In the search for answers this shopping season, consumer behavior online and off is being tracked aggressively with help from advances in technology.
And it can happen whether buyers are on their work computers, mobile devices or just standing in the grocery aisle. The data can be connected with other personal information like income, ZIP code and when a person's car insurance expires.
Retailers say these techniques help customize shopping experiences and can lead to good deals for shoppers. Consumer advocates say aggressive tracking and profiling also opens the door to price discrimination, with companies charging someone more online or denying them entirely based on their home price or how often they visit a site.
"You can't have Christmas anymore without big data and marketers," said Jeff Chester, executive director at the Center for Digital Democracy. "You know that song where Santa knows when you've been sleeping? He knows when you're awake? Believe me, that's where he's getting his information from."
Consumer tracking has long been a part of American consumerism. Retailers push shoppers to sign up for loyalty cards, register purchased items for warranty programs and note ZIP codes to feed their mailing lists. Online stores and advertising services employ browser "cookies," the tiny bits of software code that can track a person's movements across the Internet, to analyze shoppers and present them with relevant pop-up ads.
More recently, marketers have developed increasingly sophisticated ways to combine offline and online data that creates detailed profiles of shoppers. They also are perfecting location-tracking technology as a means of attracting new customers and influencing shoppers as they wander through brick-and-mortar stores.

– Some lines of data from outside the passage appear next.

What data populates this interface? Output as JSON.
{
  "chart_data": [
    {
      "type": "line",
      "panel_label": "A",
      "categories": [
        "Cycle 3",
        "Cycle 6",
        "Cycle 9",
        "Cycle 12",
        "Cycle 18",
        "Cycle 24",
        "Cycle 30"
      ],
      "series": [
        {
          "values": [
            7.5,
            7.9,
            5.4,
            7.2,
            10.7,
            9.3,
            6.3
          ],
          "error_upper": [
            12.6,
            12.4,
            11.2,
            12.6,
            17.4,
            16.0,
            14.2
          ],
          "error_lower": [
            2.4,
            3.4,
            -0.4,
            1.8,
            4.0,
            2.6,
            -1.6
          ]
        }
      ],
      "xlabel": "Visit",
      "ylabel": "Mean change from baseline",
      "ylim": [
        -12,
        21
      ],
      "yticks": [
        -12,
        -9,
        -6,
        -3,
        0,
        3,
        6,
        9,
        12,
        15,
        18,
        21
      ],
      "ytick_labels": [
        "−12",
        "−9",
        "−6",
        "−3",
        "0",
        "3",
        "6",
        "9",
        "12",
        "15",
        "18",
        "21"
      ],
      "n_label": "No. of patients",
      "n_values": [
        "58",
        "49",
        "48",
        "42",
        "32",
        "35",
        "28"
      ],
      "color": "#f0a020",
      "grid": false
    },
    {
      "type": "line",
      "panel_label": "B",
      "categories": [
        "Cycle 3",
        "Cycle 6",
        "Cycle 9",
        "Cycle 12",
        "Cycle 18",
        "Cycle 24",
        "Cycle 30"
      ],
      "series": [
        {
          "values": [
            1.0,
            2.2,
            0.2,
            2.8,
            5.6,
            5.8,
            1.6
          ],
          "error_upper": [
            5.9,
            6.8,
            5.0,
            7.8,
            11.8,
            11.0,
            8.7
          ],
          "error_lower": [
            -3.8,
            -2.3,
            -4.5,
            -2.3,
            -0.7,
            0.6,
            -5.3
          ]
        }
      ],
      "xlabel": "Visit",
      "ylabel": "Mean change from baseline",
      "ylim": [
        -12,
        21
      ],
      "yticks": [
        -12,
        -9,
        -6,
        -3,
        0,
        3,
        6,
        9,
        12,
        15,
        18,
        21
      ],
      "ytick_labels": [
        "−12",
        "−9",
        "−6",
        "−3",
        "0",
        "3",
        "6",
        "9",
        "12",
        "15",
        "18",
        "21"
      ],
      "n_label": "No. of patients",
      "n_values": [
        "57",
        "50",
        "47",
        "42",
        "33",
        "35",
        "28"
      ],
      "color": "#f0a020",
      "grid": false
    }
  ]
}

A major push encourages shoppers to agree to be tracked in exchange for a good deal. Brick-and-mortar stores used to balk at customers who used smartphones to compare prices at rival stores, but retailers like Target are now pushing their own mobile apps and offering in-store Wi-Fi. The mobile apps entice shoppers with coupon deals or ads as they move throughout a store, while in-store Wi-Fi is another way to track a consumer's online movements.
To further lure buyers, major holiday retailers including Macy's, Best Buy and JCPenney have partnered with the Shopkick mobile app. If shoppers turn on the app while in their store, they can be rewarded with discounts or song downloads for trying on clothes, scanning barcodes and making purchases.
Another app, Snapette, blends Americans' addiction to social media sites with location technology. Aimed at women keen on fashion, consumers can see what accessories or shoes are creating a buzz in their particular neighborhood, while stores get a chance to entice nearby shoppers with ads or coupons.
Not all new technology tracking is voluntary. Stores have been experimenting with heat sensors and monitoring cellphone signals in their stores to see which aisles attract the most attention. One product called "Shopperception" uses the same motion-detection technology in the Xbox Connect to track a customer's movement, including whether they picked up a product only to return it to the shelf. In addition to analyzing customer behavior, it can trigger nearby digital signs offering coupons and steering shoppers to certain products.
But how all that information is used and where it ends up is still unclear. The Federal Trade Commission, along with several lawmakers, has been investigating the "data broker" industry, companies that collect and sell information on individuals by pooling online habits with other information like court records, property taxes, even income. The congressional Government Accountability Office concluded in November that existing laws have fallen behind the pace of technological advancements in the industry, which enables companies to aggregate large amounts of data without a person's knowledge or ability to correct errors.